Conversational AI 16-EVALUATING TASK-ORIENTED DIALOGUE SYSTEMS
Dialogue systems developed in research laboratories and for commercial deployment have traditionally been task-oriented and so evaluation metrics are used that measure the performance of the system in the task, for example, task completion, dialogue duration, and user satisfaction. Task-oriented dialogue systems can be viewed as supervised systems since they incorporate an objective metric for the evaluation whereas non-task-oriented dialogue systems are unsupervised as they do not have such an objective evaluation metric.
QUANTITATIVE METRICS FOR OVERALL DIALOGUE SYSTEM EVALUATION
Quantitative metrics are computed from the logs of interactions with users. Some metrics can be retrieved automatically while others have to be calculated by annotators of the logs. The following are some commonly used metrics.
- Time-to-task: measures the amount of time that it takes to start engaging in a task after any instructions and other messages provided by the system.

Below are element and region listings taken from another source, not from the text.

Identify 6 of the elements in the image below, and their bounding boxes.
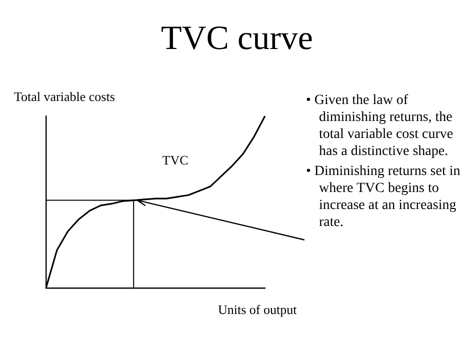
series-label: TVC	[162, 152, 188, 168]
y-axis-title: Total variable costs	[14, 89, 115, 105]
chart-title: TVC curve	[160, 20, 314, 58]
text: • Given the law of diminishing returns, the total variable cost curve has a distinctive shape.	[306, 92, 454, 160]
text: • Diminishing returns set in where TVC begins to increase at an increasing rate.	[306, 163, 462, 231]
x-axis-title: Units of output	[218, 302, 297, 318]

- Correct transfer rate: measures whether the customers are correctly redirected to the appropriate human agent.
- Containment rate: measures the percentage of calls not transferred to human agents and that are handled by the system. This metric is useful in determining how successfully the system has been able to reduce the costs of customer care through automation.

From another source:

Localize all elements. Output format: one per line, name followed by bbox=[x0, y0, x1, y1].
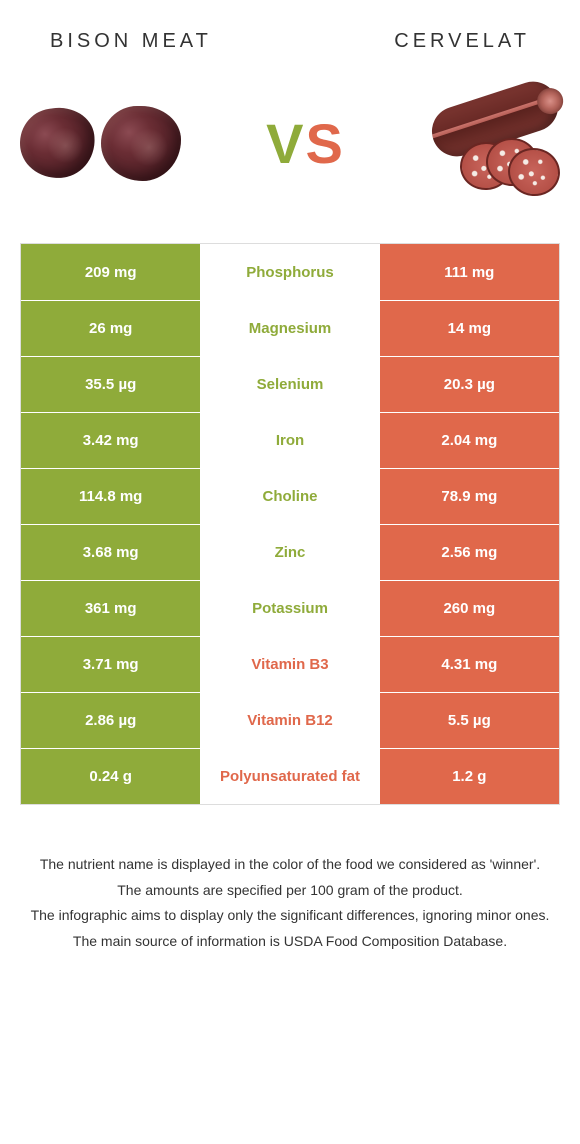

- Abandonment rate: this metric is the converse of the containment rate. It measures the percentage of callers who hang up before completing a task with an automated system.
QUANTITATIVE METRICS FOR THE EVALUATION OF THE SUB-COMPONENTS OF DIALOGUE SYSTEMS
Automatic Speech Recognition (ASR)
The standard evaluation measure in speech recognition is the Word Error Rate (WER), which is calculated by comparing the recognized string against a reference string, such as a transcription by a human annotator.
Natural Language Understanding (NLU)
Evaluation of the NLU component involves comparing the component’s output with a reference representation. Various metrics have been used, depending on how the output of the NLU component is represented. Formerly, the metric sentence accuracy was used where the output of the NLU component was a syntactic parse tree, or alternatively concept accuracy where the output was a semantic frame.
The overall performance of a modularised dialogue system is a result of the combined performance of its various sub-components. For example, task success depends on the system being able to accurately recognize the user’s spoken input (ASR), create a meaning representation from the recognized string (NLU), and engage in an appropriate dialogue to achieve the task, including where necessary requesting clarification when the user’s input is unclear or underspecified (DM).
Natural Language Generation
The NLG component takes the output from DM in the form of an abstract meaning representation and converts it into text.
Text-to-Speech Synthesis (TTS)
Assessing TTS systems has generally involved subjective measures such as intelligibility, naturalness, likeability, and human likeness. The TTS systems then synthesize a prescribed set of test sentences and a panel of listeners evaluates the outputs.
Qualitative evaluation involves collecting data on the quality of a system in questionnaires where the users are asked to rate various statements on a Likert scale. Subjective Assessment of Speech System Interfaces (SASSI) is a widely used tool for the evaluation of spoken dialogue systems. SASSI consists of 34 items distributed across six scales: System Response Accuracy, Likeability, Cognitive Demand, Annoyance, Habitability, and Speed.